Many people across the United States decided to redistribute money that they received through coronavirus stimulus payments to different organizations and ones in need. Aid package that is referred to as "stimulus" for some people is actually more of an "income support program" for others.
NBC reported Gionni Pounce and her husband received $2,400 that they were not expecting and do not need it. She said they have a secure job that allowed them to work from home. "We don't have any major problems making our ends meet," she added. Ponce who is a fiction writer and her husband decided to donate half of their stimulus checks to different organizations. She decided to contribute to We Need Diverse Books, the Queer Writers of Color Relief Fund and Lambda Literary.
The group called Resource Generation is conducting #ShareMyCheck campaign that represents how and where people are donating their stimulus checks.

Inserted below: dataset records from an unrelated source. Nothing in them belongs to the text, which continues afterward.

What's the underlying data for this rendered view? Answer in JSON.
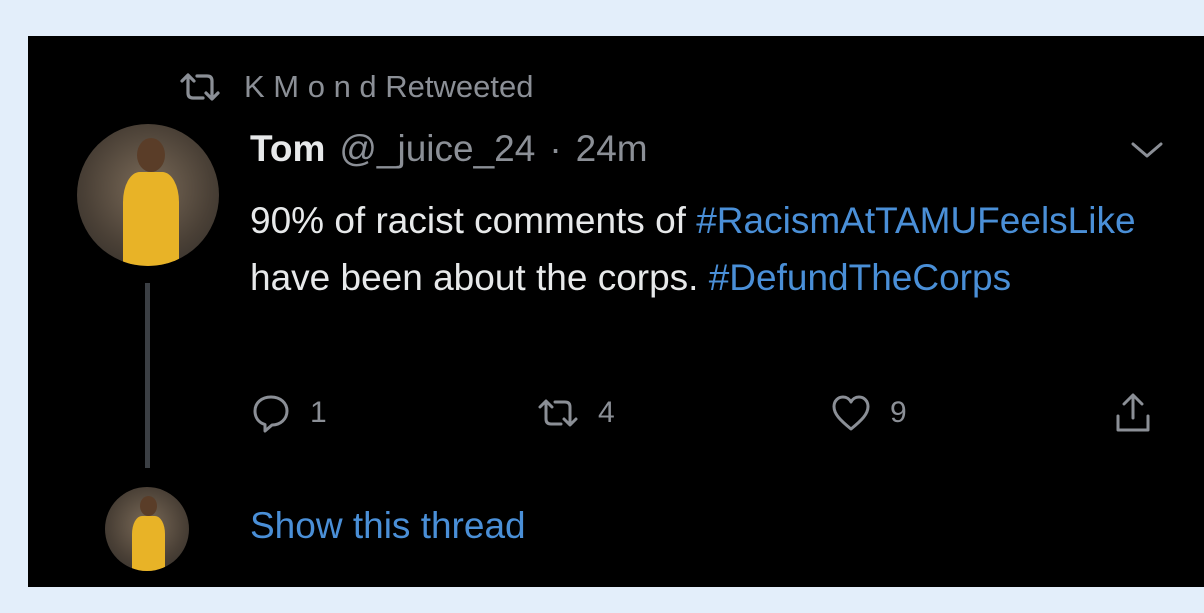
{
  "retweet_banner": {
    "label": "K M o n d Retweeted"
  },
  "tweet": {
    "author_name": "Tom",
    "handle": "@_juice_24",
    "separator": "·",
    "time": "24m",
    "text_parts": [
      {
        "text": "90% of racist comments of ",
        "hashtag": false
      },
      {
        "text": "#RacismAtTAMUFeelsLike",
        "hashtag": true
      },
      {
        "text": " have been about the corps. ",
        "hashtag": false
      },
      {
        "text": "#DefundTheCorps",
        "hashtag": true
      }
    ],
    "reply_count": "1",
    "retweet_count": "4",
    "like_count": "9"
  },
  "thread": {
    "show_thread_label": "Show this thread"
  },
  "colors": {
    "background": "#000000",
    "text": "#e7e9ea",
    "muted": "#8b8f96",
    "link": "#4a8fd7"
  },
  "icons": [
    "retweet-icon",
    "chevron-down-icon",
    "reply-icon",
    "like-icon",
    "share-icon"
  ]
}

The group believes that a lot of people do not need stimulus check for economic survival. "Pledging to redistribute this check to poor and working-class led social justice communities and organizations is one way we can support economic and racial justice right now," read their tweet on April 8.
Others who donated stimulus checks
Sari Kamin who works as a public program manager at Museum of Food and Drink in New York says it is very difficult to read stories about people who are not receiving regular paychecks as they lost their jobs. She donated her entire stimulus check to five different organizations and the museum she works in.

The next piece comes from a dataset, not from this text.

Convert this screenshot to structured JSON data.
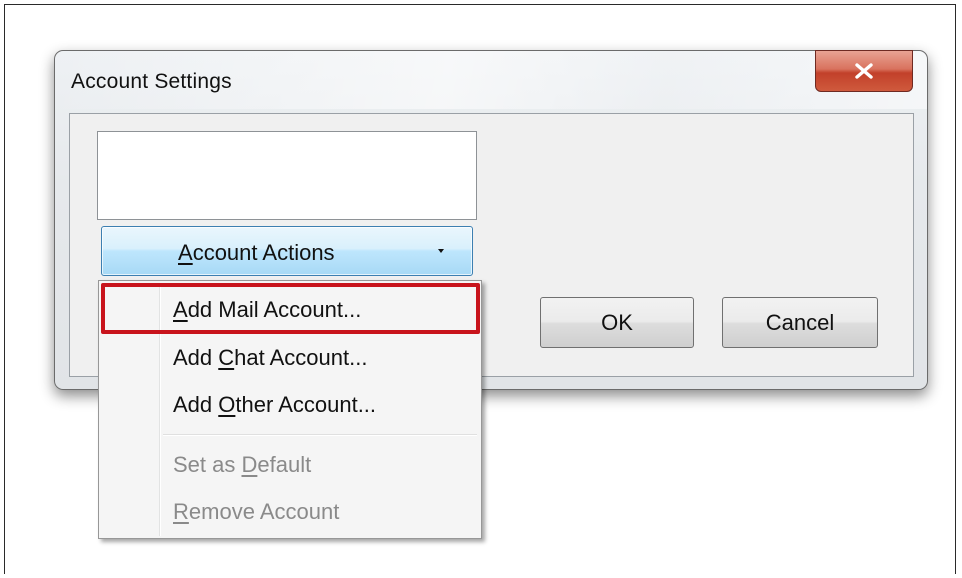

Dena Smith from Seneca, South Carolina sent $500 checks to two of her friends. One friend is a waiter at Charleston who is not able to work as restaurants are restricted to operate during the outbreak. Another friend has a business of home repairs who is not getting any work during the pandemic.

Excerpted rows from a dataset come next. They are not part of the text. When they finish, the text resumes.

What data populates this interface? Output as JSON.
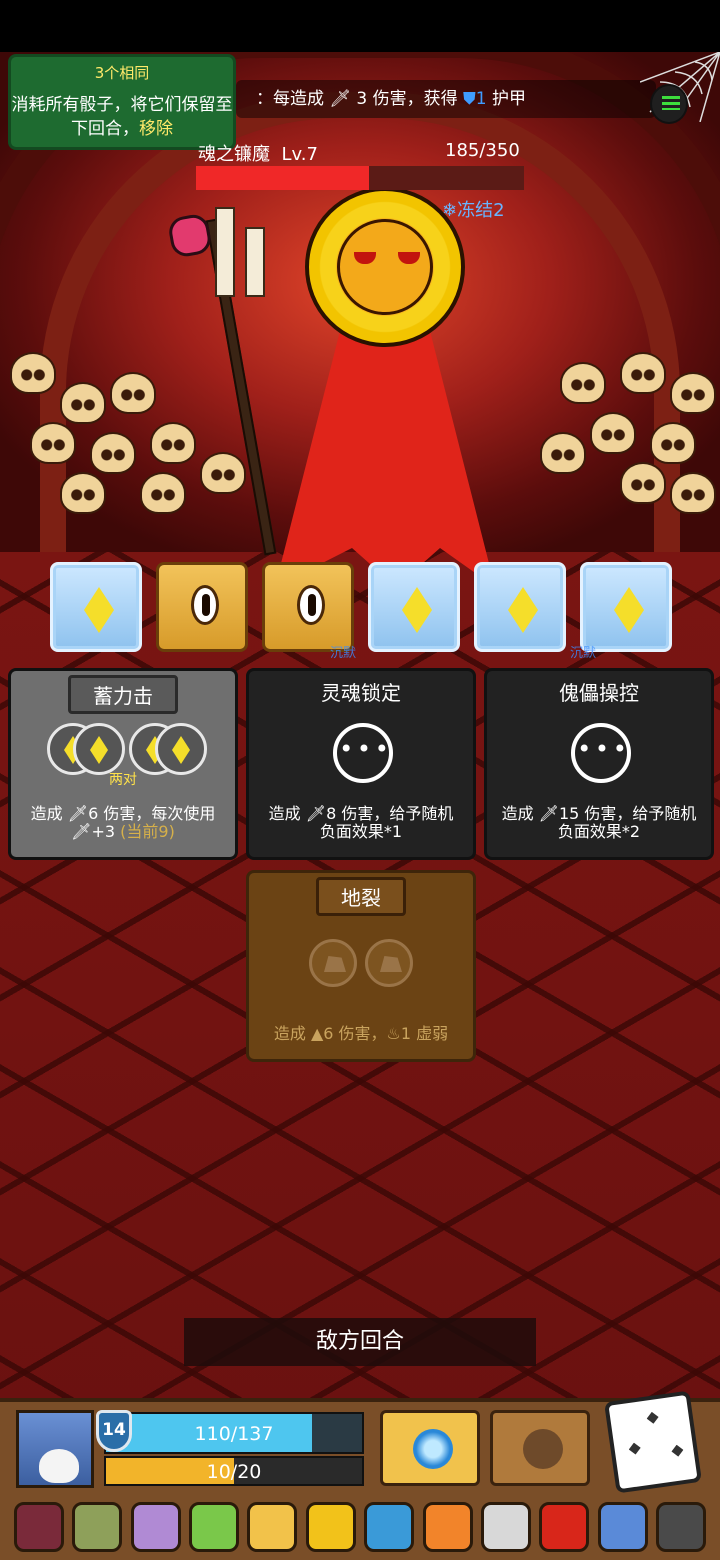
{
  "hint_popup": {
    "title": "3个相同",
    "text": "消耗所有骰子，将它们保留至下回合，",
    "remove_label": "移除"
  },
  "buff_bar": {
    "prefix": "：每造成",
    "mid": "3 伤害，获得",
    "num": "1",
    "suffix": "护甲"
  },
  "boss": {
    "name": "魂之镰魔",
    "level": "Lv.7",
    "hp_text": "185/350",
    "hp": 185,
    "hp_max": 350,
    "status": "冻结2"
  },
  "dice": [
    {
      "type": "frozen-diamond"
    },
    {
      "type": "locked"
    },
    {
      "type": "locked"
    },
    {
      "type": "frozen-diamond"
    },
    {
      "type": "frozen-diamond"
    },
    {
      "type": "frozen-diamond"
    }
  ],
  "silence_labels": [
    "沉默",
    "沉默"
  ],
  "cards": [
    {
      "title": "蓄力击",
      "tag": "两对",
      "desc1": "造成 ",
      "dmg": "6",
      "desc2": " 伤害，每次使用",
      "desc3": "+3 ",
      "current": "(当前9)"
    },
    {
      "title": "灵魂锁定",
      "desc1": "造成 ",
      "dmg": "8",
      "desc2": " 伤害，给予随机",
      "desc3": "负面效果*1"
    },
    {
      "title": "傀儡操控",
      "desc1": "造成 ",
      "dmg": "15",
      "desc2": " 伤害，给予随机",
      "desc3": "负面效果*2"
    },
    {
      "title": "地裂",
      "desc1": "造成 ",
      "dmg": "6",
      "desc2": " 伤害，",
      "weak": "1",
      "desc3": " 虚弱"
    }
  ],
  "turn_label": "敌方回合",
  "player": {
    "shield": "14",
    "hp_text": "110/137",
    "hp": 110,
    "hp_max": 137,
    "xp_text": "10/20",
    "xp": 10,
    "xp_max": 20
  },
  "relics": [
    {
      "icon": "spellbook-icon",
      "color": "#7a2a3a"
    },
    {
      "icon": "mask-icon",
      "color": "#8ea05a"
    },
    {
      "icon": "boot-icon",
      "color": "#b08ad4"
    },
    {
      "icon": "leaf-icon",
      "color": "#7ac84a"
    },
    {
      "icon": "mushroom-icon",
      "color": "#f2c24a"
    },
    {
      "icon": "crown-icon",
      "color": "#f2c21a"
    },
    {
      "icon": "amulet-icon",
      "color": "#3a9ad8"
    },
    {
      "icon": "flame-icon",
      "color": "#f2842a"
    },
    {
      "icon": "wand-icon",
      "color": "#d8d8d8"
    },
    {
      "icon": "ring-icon",
      "color": "#d8261a"
    },
    {
      "icon": "orb-icon",
      "color": "#5a8ad8"
    },
    {
      "icon": "skull-book-icon",
      "color": "#4a4a4a"
    }
  ]
}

Finance and economic experts say households that are financially well-positioned and want to help those in need can do charity to local food banks or groups who are battling against the pandemic like CDC Foundation. Greg McBride, the chief financial analyst for Bankrate.com, said if consumers are working and their needs are still being met, it is the right time they should invest this money in their emergency saving account if they don't have one.